With the both observation we came across the lead factor which have caused the most harm to population health is Tornado.

Impact on Economy

In this sub-section of analysis we’ll go through the Natural Events that have shown significant impact on Economy

for this analysis I’ve selected top 5 events with highest property damage observed

# property Damage
agg_prop<- aggregate(PROPDMG~EVTYPE, data = prop_dmg, FUN = sum)
tp_prop<-agg_prop[order(-agg_prop$PROPDMG),][1:5,]
ggplot(data = tp_prop, mapping = aes(x = EVTYPE, y=PROPDMG/10000000, colour =EVTYPE))+
  geom_bar(stat = "identity", fill = "white")+
  coord_flip()+
  labs(title = "Events with most Impact to U.S. Economy",
       subtitle = "Top 5 Events with hihest impact on property damage")+
  xlab("EVENTS")+
  ylab("Rescaled Property Damage")

Observation

The plot above shows the top 5 natural events with highest property damage observed.

Which shows that the most damage was caused or observed under Flood followed by other disasters, Hurricane/Typhoon, Tornado, Storm Surge and Flash Flood.

Similarly for this section of our analysis ive taken top 5 natural disasters that have highest observation of Crop Damage.

#crop dmg
agg_crop<- aggregate(CROPDMG~EVTYPE, data = crop_dmg, FUN = sum)
tp_crop<- agg_crop[order(-agg_crop$CROPDMG),][1:5,]
ggplot(data = tp_crop, aes(x= EVTYPE, y = CROPDMG/10000000, colour = EVTYPE))+
  geom_bar(stat = "identity", fill = "white")+
  coord_flip()+
  xlab("Events")+
  ylab("Crop Damage (Rescaled Values)")+
  labs(title = "Events with most Impact to U.S. Economy",
       subtitle = "Top 5 Events with hihest impact on crop damage")

Observation

The plot above shows the top 5 natural events with highest crop damage observed.
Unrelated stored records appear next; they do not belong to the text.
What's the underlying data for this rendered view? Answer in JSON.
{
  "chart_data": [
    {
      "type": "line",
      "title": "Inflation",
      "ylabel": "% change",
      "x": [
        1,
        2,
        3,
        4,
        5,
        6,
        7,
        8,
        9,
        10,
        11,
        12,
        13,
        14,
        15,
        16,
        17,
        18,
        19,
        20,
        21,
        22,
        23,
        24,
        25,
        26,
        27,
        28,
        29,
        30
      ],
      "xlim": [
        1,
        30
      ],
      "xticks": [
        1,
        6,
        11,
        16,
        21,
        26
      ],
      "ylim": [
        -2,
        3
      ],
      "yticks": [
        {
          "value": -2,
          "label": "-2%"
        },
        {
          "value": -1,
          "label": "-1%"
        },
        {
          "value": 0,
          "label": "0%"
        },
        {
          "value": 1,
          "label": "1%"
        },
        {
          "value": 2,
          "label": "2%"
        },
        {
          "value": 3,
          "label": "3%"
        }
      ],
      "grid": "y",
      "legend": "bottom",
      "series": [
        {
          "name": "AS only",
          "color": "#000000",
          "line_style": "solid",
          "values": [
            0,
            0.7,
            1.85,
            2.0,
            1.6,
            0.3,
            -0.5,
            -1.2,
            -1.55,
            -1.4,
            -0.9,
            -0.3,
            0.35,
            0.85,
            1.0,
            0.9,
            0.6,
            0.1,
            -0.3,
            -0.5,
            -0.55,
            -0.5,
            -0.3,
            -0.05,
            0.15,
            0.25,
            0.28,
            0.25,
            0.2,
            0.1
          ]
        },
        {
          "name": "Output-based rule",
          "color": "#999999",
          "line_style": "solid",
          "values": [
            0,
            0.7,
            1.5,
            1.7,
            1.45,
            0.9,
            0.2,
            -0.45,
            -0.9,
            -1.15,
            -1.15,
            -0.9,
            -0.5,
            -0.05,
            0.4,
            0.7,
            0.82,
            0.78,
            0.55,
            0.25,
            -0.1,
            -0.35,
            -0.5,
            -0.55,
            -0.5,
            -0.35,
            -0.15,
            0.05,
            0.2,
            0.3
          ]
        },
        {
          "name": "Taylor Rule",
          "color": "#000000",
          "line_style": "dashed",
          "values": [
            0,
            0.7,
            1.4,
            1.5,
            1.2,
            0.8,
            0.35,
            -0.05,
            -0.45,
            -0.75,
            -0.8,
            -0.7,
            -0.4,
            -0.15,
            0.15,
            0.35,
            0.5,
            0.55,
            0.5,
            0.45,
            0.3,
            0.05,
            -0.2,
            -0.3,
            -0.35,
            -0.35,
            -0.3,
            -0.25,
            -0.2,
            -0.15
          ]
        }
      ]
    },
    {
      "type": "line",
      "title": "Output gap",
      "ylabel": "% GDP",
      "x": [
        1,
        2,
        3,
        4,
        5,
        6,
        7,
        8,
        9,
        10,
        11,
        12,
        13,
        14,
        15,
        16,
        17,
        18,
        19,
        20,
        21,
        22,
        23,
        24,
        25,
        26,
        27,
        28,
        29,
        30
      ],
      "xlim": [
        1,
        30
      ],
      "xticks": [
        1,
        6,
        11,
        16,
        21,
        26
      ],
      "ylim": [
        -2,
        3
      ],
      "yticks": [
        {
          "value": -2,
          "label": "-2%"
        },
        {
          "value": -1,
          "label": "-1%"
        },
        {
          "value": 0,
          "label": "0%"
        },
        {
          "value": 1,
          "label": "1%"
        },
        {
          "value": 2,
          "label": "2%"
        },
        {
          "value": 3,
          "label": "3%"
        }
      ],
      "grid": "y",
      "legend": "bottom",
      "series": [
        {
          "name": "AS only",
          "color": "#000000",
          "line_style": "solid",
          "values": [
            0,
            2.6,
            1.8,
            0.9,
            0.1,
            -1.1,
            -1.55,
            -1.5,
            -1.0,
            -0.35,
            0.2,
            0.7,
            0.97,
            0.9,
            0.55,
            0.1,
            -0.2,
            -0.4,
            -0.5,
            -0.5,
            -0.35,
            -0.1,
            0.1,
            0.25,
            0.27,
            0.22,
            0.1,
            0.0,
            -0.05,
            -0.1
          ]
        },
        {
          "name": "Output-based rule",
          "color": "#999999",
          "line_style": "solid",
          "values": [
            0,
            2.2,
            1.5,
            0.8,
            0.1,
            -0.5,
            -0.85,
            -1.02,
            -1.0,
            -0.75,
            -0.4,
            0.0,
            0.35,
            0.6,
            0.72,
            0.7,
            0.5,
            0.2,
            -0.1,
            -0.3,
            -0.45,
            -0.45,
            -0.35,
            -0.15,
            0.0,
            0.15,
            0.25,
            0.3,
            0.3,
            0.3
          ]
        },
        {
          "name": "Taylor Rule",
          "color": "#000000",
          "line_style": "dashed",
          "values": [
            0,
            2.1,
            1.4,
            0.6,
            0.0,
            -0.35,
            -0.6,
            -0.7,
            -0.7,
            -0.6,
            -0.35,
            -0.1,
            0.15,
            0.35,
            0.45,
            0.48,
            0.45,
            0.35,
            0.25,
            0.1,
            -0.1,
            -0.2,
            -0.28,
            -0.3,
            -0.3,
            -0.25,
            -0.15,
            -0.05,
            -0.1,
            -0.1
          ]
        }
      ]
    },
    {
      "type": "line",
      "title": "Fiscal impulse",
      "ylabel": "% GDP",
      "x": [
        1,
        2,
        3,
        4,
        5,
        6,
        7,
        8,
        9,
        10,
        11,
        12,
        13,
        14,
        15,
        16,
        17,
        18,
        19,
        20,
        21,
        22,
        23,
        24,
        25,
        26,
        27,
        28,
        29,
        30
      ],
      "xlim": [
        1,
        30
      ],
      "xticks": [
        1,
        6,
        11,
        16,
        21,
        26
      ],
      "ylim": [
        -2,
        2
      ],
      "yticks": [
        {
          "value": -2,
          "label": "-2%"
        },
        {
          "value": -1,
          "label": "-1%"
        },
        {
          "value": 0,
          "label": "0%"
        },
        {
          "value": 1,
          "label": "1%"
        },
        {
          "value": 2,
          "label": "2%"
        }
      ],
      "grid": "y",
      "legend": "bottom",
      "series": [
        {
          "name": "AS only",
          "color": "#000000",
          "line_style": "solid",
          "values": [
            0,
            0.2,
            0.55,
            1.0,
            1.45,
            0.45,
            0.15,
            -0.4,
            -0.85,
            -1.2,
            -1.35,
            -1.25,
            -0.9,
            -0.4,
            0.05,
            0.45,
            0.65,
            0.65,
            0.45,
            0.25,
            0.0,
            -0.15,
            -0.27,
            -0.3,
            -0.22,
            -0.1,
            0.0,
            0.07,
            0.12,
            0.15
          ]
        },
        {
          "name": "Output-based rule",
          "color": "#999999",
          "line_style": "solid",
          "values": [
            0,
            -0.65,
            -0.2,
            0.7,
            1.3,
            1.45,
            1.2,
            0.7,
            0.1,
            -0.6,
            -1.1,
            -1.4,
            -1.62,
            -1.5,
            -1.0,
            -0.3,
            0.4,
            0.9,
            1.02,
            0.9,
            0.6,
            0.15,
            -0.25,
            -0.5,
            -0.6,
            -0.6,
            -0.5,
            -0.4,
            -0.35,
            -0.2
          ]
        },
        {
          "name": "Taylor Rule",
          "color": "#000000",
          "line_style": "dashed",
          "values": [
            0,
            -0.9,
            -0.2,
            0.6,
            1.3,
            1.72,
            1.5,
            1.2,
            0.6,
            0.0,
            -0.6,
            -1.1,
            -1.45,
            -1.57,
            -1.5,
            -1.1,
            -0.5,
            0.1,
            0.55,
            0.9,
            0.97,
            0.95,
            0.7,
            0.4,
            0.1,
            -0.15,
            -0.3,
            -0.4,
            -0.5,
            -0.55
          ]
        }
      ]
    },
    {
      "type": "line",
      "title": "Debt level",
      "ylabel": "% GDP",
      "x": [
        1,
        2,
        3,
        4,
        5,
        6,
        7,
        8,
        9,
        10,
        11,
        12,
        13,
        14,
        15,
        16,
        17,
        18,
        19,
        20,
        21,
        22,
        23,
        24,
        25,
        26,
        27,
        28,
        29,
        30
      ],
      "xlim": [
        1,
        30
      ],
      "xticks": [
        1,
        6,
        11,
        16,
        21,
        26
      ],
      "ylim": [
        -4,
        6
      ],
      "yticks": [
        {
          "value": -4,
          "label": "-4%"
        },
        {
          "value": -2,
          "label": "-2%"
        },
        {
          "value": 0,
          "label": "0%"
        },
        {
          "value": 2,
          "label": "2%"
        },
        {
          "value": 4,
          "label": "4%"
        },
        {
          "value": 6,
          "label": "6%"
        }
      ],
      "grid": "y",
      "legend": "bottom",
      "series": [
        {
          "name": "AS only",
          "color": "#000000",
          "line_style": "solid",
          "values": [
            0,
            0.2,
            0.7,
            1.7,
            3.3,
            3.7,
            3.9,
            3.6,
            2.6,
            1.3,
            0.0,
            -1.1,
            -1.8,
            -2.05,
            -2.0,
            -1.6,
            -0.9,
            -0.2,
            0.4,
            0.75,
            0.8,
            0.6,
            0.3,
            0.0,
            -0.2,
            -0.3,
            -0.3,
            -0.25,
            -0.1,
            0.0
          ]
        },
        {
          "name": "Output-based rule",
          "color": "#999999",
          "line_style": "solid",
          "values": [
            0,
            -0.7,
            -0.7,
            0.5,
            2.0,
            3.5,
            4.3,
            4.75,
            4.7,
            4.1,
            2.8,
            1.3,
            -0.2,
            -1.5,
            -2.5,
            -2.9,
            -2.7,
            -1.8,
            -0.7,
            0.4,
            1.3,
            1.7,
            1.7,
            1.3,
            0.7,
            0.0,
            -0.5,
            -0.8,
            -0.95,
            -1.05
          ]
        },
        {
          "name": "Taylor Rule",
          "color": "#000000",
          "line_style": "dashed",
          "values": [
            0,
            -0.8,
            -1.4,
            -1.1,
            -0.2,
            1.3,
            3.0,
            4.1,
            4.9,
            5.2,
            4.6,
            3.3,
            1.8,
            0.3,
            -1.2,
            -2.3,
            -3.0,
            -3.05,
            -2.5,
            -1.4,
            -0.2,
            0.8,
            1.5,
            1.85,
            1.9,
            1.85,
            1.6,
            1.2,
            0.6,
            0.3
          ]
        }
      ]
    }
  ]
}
Which shows that the most damage was caused or observed under Drought followed by other disasters, Flood, River flood, Ice Storm and Hail.

Conclusion

Both the observation we got are interestingly different as the property damage have the highest influence of Flood. But in the other section of our analysis we’ve done on crop damage the highest was by drought, it’s a very insightful and fascinating observation we got.

According to my perception main reason we’ve got the drastically different observation was because of geographic location of both the zones.

That’s a quick but captivating process of analysis, and that was the end of my analysis.